Over the past month, we’ve been starting to see the shine wear off DeFi… kind of. As Binance noted in a blog post last week, the total value locked in protocols has remained constant—but most governance tokens have suffered a “complete turnaround” from their astronomical gains, with some losing 70% to 90% of their value.
“For many months, altcoins have been the key driver of returns for crypto traders. Thus, it is no surprise that altcoins have appeared to be losing steam and disharmonized from Bitcoin’s rally,” the article added.
Binance launched a DeFi Composite Index in the summer that tracked some of the biggest tokens in this space. In the blog post, the exchange revealed that this index had slumped by more than 60% from the highs of $1,000 seen at the start of September.

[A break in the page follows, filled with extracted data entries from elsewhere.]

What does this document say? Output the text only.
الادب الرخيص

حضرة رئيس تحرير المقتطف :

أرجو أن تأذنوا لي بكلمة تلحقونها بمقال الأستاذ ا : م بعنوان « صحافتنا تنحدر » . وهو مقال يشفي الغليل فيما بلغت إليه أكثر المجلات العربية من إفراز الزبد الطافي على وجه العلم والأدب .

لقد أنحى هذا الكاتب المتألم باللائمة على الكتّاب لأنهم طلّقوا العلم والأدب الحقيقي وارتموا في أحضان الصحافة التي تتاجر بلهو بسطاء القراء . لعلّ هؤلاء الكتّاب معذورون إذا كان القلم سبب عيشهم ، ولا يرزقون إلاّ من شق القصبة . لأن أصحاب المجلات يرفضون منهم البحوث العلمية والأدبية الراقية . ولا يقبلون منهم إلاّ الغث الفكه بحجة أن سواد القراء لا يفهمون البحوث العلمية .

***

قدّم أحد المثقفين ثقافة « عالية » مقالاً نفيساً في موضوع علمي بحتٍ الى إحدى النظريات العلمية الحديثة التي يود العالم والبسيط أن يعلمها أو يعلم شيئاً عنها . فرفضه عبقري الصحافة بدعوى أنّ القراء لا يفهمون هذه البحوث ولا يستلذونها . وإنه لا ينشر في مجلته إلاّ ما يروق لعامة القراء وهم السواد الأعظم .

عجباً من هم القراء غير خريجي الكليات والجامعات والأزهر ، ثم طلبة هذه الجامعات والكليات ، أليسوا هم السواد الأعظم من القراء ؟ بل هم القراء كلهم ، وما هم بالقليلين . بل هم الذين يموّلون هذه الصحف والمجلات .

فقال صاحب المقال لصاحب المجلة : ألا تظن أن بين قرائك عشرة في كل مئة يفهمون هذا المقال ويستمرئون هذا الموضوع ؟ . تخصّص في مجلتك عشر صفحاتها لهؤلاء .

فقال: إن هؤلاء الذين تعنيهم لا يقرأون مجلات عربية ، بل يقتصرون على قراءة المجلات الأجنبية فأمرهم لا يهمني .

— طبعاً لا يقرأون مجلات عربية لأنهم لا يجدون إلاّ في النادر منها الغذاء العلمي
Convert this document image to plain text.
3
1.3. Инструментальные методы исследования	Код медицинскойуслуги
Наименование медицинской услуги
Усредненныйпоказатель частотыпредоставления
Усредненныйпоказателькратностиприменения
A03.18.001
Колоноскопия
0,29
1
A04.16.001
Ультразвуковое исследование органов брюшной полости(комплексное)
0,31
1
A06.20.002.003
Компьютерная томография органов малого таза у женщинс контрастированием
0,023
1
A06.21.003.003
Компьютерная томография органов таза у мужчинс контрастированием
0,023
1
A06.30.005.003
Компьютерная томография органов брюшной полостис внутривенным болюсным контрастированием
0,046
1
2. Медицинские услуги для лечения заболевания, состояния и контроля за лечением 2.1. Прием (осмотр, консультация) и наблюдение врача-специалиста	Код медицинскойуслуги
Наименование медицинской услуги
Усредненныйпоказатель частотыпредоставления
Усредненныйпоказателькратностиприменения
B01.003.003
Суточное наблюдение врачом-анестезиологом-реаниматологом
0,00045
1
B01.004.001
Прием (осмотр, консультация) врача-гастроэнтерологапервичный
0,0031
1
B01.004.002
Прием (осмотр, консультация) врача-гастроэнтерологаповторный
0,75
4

Unfortunately, it’s difficult to know what action can be taken to curb these hacks. As CipherTrace explains: “DeFi protocols are permissionless by design, meaning they often lack any clear regulatory compliance and anyone in any country is able to access them with little to no KYC information collected. As a result, DeFi can easily become a haven for money launderers.”
To make matters worse, many DeFi projects rely on smart contracts that are far from robust—meaning that security vulnerabilities are exceedingly easy to exploit. CipherTrace pointed to recent remarks by Olaf Carlson-Wee, the founder and CEO of Polychain Capital, on an episode of the Unchained podcast. He said:
“I do think it scares me a little bit how much capital is being dumped into contracts that are unaudited. I think that getting security audits is, overall, an important part of maturing any one of these systems.”
Overall, DeFi’s disastrous losses show that many protocols have tried to run before they can walk—rushing out their platforms without going through the necessary security checks.
The party might be about to end. Back in September, the European Commission unveiled “ambitious” proposals to regulate crypto assets. As part of these measures, decentralized platforms would be banned from the continent unless they’re registered as a legal entity in one of the EU’s member states.
All of this comes after Cred, the crypto lender, filed for Chapter 11 bankruptcy protection after a “perpetrator of fraudulent activity” led to irregularities in how corporate funds were handled. Court filings allege that the company was defrauded by its former chief capital officer, who is accused of taking Bitcoin worth $3 million.
Although the boardroom drama doesn’t help matters, it isn’t the sole reason for Cred’s demise. At present, the company has assets of between $50 million and $100 million—but here’s the problem: current liabilities have been forecast at up to $500 million.
The sudden announcement has sparked panic among Cred’s users, many of whom are worried about their funds. Despite receiving countless questions about whether their capital has been lost, Cred is yet to respond to specific concerns.